Back in my day, when it came to children running like antelopes from one door to the next, no child was left behind. The children of the well-off families and those of the impoverished, stood side by side as equals at the homes of candy givers (actually, in my day the treats were mostly apples and candy kisses, one each per bag). Still, Halloween was a fun-filled few hours for all the youngsters of the town. And I stress, no child was left behind.
I remember well that after teen years began, Halloween was no longer about treats and scary customs. It became a night where the focus was more on the ‘trick’ part of the night. Some of the teenagers went too far. I vividly recall a Halloween night when some boys, likely raised by Bonnie-and-Clyde-type of parents, broke into a chicken house down the street from the Dumont household. The ruthless, wayward teens violently let all the hens loose, sending the panicked birds clucking hysterically into the deep, dark night, some of them never to be seen again. The old bachelor brothers who owned the chickens weren’t impressed. They were elderly men living hand to mouth! The old guys didn’t deserve such a “trick” to be played on them. All their neighbours were upset as well, the Dumonts included. In those days, an assault on one neighbour was seen as an attack on all people living just doors away. Such pranks/tricks often happened in small-town Canada on Halloween night in the 1950’s and 1960’s. Not good!
Back in the 1950’s I recall white people saying that Halloween had its origins with the Indigenous Peoples of this land. It was said that the “Indian” medicine people would put a frightening mask over their faces to scare away sickness from a family or community member. Any truth to this? You tell me!

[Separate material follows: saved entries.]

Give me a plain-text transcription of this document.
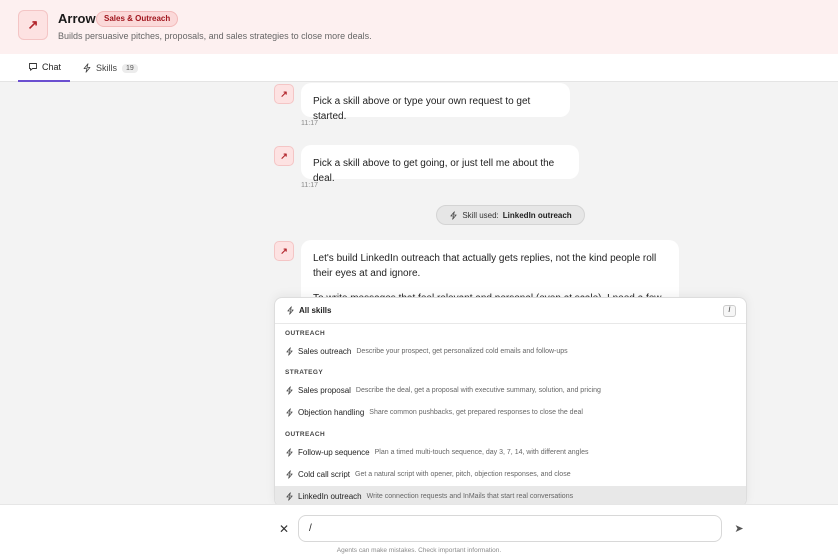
↗	Arrow	Sales & Outreach
Builds persuasive pitches, proposals, and sales strategies to close more deals.
Chat	Skills	19
↗
Pick a skill above or type your own request to get started.
11:17
↗
Pick a skill above to get going, or just tell me about the deal.
11:17
Skill used: LinkedIn outreach
↗

Let's build LinkedIn outreach that actually gets replies, not the kind people roll their eyes at and ignore.

All skills	/
OUTREACH
Sales outreach Describe your prospect, get personalized cold emails and follow-ups
STRATEGY
Sales proposal Describe the deal, get a proposal with executive summary, solution, and pricing
Objection handling Share common pushbacks, get prepared responses to close the deal
OUTREACH
Follow-up sequence Plan a timed multi-touch sequence, day 3, 7, 14, with different angles
Cold call script Get a natural script with opener, pitch, objection responses, and close
LinkedIn outreach Write connection requests and InMails that start real conversations
✕
/	➤
Agents can make mistakes. Check important information.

Maybe it was about 25 years ago or so that stories of pins and razor blades being found in Halloween apples began circulating. A lot of parents believed the stories and took the extreme measure of no longer allowing their children to go door to door for trick or treating. A foolish decision in my opinion. Was a razor blade or pin ever found in a Halloween apple? Not that I’m aware.
Halloween should be safe, exciting and joyful and perhaps a little bit scary to a child. Good memories, happy ones are so very important for a child to experience. If children have them, we can be more confident that they (the children) will grow up to be sensible and mature adults.
For the occasion, I saw a pumpkin, round and orange. I said to myself, “Hey, it looks like Trump.” So I carved a face into it and said, “Behold, a Trumpkin!” It isn’t a Jack-o-Lantern though, it’s a “Wacko-Lantern”.